How My Sex Addiction Almost Led me To Suicide- Woman Narrates

3 Min Read

A recovering sex addict has narrated how her addiction almost drove her to suicide as her pursuit of random hookups became almost too much to bear.

Jace Downey, 30, from Austin, Texas, claimed that the sex was hardly ever fun for her and was becoming risky and painful.

According to her; “The worse it was, or the less I wanted to be there, the more I would numb out,” she continued.

“I would be driving out to meet someone and would just be like, ‘Turn around, I don’t wish to be around this person’, and yet I would show up and go through with it.”

Jace’s addiction affected every aspect of her life.

She said: “I was meeting strangers in all sorts of different places, and of course not telling anyone where I was going, because then I would have to tell them what I was doing.

“I was watching porn at work and my office had windows everywhere.

“How would I have explained that to anyone had they walked by my office and saw that?

“It’s just madness to me now, it seems insane…loss of job, loss of income, loss of health.

“I’ve realised now, for me, the biggest danger that I put myself in was that I had no spiritual connection of any kind. I lost my soul in addiction.”

On how it almost led her to suicide she said; “I thought, ‘If I make it look like I just died, okay, that might look unfortunate, but nobody is left with any of the guilt or burden’.

“So I was honestly checking off a to-do list when it was like a voice outside of me said, ‘If sex interacts with brain chemicals like drugs do, can it be addictive and damaging?

“I looked it up, and holy heck!

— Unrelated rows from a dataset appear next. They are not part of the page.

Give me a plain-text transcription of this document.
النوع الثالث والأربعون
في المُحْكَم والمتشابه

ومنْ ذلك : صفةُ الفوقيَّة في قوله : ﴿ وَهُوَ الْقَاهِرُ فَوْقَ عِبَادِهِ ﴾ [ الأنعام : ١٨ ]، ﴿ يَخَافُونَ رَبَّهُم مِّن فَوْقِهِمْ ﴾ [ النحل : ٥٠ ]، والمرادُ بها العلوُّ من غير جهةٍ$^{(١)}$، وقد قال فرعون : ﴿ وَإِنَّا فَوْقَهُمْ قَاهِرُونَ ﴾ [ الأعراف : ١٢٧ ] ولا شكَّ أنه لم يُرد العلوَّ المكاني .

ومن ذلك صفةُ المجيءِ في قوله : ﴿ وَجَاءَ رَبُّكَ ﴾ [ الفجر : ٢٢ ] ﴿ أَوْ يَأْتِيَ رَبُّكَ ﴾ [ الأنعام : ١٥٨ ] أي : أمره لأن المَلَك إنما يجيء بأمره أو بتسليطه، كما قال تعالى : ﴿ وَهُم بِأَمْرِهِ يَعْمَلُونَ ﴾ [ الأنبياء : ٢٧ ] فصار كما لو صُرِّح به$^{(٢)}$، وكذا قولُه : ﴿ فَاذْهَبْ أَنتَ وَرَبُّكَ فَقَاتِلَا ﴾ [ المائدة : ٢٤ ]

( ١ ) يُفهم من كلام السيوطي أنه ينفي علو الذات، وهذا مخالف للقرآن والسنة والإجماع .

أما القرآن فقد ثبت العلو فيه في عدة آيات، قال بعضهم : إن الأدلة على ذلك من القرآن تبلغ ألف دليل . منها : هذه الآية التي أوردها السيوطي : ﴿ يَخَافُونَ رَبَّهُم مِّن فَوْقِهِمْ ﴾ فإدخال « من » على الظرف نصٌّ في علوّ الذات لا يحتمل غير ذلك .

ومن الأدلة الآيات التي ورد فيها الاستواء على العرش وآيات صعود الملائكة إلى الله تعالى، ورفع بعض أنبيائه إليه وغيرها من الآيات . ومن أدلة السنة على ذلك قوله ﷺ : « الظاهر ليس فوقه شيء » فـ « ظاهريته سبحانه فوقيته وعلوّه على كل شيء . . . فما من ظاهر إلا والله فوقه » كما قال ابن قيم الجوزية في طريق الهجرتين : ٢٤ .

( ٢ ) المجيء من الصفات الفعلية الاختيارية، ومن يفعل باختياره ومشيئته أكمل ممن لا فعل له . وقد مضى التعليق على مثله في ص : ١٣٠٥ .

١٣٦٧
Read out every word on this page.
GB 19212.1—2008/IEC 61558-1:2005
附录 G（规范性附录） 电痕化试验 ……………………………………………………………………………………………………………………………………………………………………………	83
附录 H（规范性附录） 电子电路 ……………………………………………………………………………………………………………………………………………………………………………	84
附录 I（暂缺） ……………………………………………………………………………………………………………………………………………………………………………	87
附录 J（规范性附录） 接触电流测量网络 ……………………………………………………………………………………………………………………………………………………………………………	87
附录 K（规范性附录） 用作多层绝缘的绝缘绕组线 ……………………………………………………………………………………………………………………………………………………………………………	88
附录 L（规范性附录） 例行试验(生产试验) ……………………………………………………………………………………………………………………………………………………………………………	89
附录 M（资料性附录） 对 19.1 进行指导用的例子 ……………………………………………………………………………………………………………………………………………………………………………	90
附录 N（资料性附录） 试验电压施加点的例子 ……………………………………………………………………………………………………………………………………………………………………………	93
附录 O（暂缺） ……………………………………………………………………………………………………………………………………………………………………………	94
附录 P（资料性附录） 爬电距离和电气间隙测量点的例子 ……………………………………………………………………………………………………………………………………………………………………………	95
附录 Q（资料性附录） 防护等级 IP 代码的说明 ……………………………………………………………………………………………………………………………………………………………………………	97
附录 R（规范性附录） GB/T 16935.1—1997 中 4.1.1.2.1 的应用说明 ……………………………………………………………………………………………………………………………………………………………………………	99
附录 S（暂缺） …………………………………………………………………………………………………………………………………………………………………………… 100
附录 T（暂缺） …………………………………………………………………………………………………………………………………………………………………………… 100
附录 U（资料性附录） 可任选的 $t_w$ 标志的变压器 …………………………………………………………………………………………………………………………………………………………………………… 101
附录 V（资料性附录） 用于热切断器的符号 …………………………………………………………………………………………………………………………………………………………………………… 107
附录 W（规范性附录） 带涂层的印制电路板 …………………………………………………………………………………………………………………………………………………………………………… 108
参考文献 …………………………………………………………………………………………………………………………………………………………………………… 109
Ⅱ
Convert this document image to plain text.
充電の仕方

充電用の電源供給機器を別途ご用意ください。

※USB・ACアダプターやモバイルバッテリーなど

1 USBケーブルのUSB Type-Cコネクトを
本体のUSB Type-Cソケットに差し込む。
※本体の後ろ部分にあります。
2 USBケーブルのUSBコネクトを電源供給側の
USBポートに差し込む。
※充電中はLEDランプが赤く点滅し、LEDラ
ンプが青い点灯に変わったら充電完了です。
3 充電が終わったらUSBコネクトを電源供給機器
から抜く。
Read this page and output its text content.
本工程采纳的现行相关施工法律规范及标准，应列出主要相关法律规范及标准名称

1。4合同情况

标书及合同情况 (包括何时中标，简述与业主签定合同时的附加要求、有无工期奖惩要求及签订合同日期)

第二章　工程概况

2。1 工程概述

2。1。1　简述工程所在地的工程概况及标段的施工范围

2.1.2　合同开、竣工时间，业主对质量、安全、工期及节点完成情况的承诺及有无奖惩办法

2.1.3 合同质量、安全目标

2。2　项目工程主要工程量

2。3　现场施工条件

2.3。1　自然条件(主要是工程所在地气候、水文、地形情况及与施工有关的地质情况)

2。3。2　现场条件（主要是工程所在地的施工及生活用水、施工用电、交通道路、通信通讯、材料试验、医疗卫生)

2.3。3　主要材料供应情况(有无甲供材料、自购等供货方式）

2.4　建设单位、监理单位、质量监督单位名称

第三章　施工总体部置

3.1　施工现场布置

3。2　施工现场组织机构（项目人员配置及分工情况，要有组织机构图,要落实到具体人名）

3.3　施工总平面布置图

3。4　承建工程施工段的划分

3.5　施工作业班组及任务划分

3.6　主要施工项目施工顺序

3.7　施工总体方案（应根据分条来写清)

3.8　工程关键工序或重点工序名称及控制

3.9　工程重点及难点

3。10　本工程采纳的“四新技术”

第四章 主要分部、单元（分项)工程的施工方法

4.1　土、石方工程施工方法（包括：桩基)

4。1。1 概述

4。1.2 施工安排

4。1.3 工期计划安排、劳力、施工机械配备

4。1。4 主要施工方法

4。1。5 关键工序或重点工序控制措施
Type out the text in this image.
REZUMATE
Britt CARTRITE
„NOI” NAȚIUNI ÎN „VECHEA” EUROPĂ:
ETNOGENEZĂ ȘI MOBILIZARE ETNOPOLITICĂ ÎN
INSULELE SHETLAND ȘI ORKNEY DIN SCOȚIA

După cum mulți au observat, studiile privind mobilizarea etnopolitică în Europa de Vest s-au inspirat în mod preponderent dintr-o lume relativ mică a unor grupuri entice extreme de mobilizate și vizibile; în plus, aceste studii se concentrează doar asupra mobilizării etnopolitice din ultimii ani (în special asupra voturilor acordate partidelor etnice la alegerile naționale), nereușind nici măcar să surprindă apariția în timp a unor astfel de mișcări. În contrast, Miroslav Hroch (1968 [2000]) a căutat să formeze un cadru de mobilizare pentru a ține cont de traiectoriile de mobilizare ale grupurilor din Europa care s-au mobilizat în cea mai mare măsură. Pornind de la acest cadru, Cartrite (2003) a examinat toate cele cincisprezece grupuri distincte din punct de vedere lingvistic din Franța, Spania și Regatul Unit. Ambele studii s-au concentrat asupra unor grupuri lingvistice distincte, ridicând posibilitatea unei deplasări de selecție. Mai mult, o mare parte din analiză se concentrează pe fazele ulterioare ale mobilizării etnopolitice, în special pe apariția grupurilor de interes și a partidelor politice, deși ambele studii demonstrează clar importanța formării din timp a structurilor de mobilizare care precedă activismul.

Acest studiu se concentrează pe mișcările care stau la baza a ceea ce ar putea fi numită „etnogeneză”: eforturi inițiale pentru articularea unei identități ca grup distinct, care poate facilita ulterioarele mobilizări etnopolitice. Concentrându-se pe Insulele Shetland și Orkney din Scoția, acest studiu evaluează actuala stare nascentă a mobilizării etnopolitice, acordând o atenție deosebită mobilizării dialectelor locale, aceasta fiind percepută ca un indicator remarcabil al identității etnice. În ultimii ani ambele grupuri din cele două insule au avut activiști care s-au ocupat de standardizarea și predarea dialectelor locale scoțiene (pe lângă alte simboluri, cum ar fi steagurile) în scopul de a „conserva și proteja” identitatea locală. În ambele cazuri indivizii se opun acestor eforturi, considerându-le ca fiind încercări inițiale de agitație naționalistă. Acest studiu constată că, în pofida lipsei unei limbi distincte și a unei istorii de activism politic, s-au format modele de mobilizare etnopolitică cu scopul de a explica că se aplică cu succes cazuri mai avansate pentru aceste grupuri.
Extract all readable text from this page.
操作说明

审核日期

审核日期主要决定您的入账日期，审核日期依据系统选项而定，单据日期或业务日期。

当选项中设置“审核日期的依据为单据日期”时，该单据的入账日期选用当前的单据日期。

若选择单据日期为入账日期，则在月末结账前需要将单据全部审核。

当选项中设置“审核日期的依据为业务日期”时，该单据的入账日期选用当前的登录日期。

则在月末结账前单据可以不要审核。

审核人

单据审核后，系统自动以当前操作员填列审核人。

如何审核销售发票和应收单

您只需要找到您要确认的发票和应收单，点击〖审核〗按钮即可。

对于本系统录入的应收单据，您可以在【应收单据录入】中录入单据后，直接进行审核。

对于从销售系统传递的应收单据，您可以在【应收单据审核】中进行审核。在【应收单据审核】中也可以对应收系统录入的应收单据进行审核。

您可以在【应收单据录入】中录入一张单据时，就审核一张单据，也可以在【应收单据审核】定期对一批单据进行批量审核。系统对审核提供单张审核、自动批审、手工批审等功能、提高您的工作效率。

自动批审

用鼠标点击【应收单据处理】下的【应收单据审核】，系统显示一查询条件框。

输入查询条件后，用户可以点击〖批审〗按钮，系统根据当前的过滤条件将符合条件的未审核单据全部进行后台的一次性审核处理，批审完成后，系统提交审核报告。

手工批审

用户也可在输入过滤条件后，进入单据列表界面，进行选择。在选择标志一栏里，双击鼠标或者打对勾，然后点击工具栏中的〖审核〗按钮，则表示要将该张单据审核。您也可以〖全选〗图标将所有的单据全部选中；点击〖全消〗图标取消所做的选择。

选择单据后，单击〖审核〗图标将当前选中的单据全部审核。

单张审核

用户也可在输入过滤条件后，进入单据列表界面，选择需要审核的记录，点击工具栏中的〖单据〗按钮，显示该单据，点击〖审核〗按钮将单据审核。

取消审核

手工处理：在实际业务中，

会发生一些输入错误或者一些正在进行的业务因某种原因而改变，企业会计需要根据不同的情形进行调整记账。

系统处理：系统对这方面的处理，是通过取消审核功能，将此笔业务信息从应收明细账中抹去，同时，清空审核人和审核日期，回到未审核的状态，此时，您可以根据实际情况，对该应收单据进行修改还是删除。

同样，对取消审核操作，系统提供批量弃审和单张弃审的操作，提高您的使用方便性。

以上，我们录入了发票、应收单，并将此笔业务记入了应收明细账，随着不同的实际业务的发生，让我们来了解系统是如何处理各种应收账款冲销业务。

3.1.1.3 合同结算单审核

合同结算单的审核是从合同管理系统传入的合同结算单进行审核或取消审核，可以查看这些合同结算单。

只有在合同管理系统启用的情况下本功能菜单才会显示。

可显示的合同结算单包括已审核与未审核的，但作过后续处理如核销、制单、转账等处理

A world popped up where, yes, absolutely – there is no sex addiction, food addiction, gambling addiction, there is just addiction, and it shows up in different forms.”

She started her road to recovery by showing up at a local recovery meeting where with the help of meditation and counselling she was able to uncover repressed memories that she’d kept locked away.

She had been molested as a child and that had left her damaged. She stayed off sex for a while, “I had started seeing sex as a bad thing and I was like, ‘Oh nope, that’s not healthy either’ – our sexuality is part of who we are as people.”

Jace now works as a self-development coach, helping people looking for assistance with addiction and other personal struggles.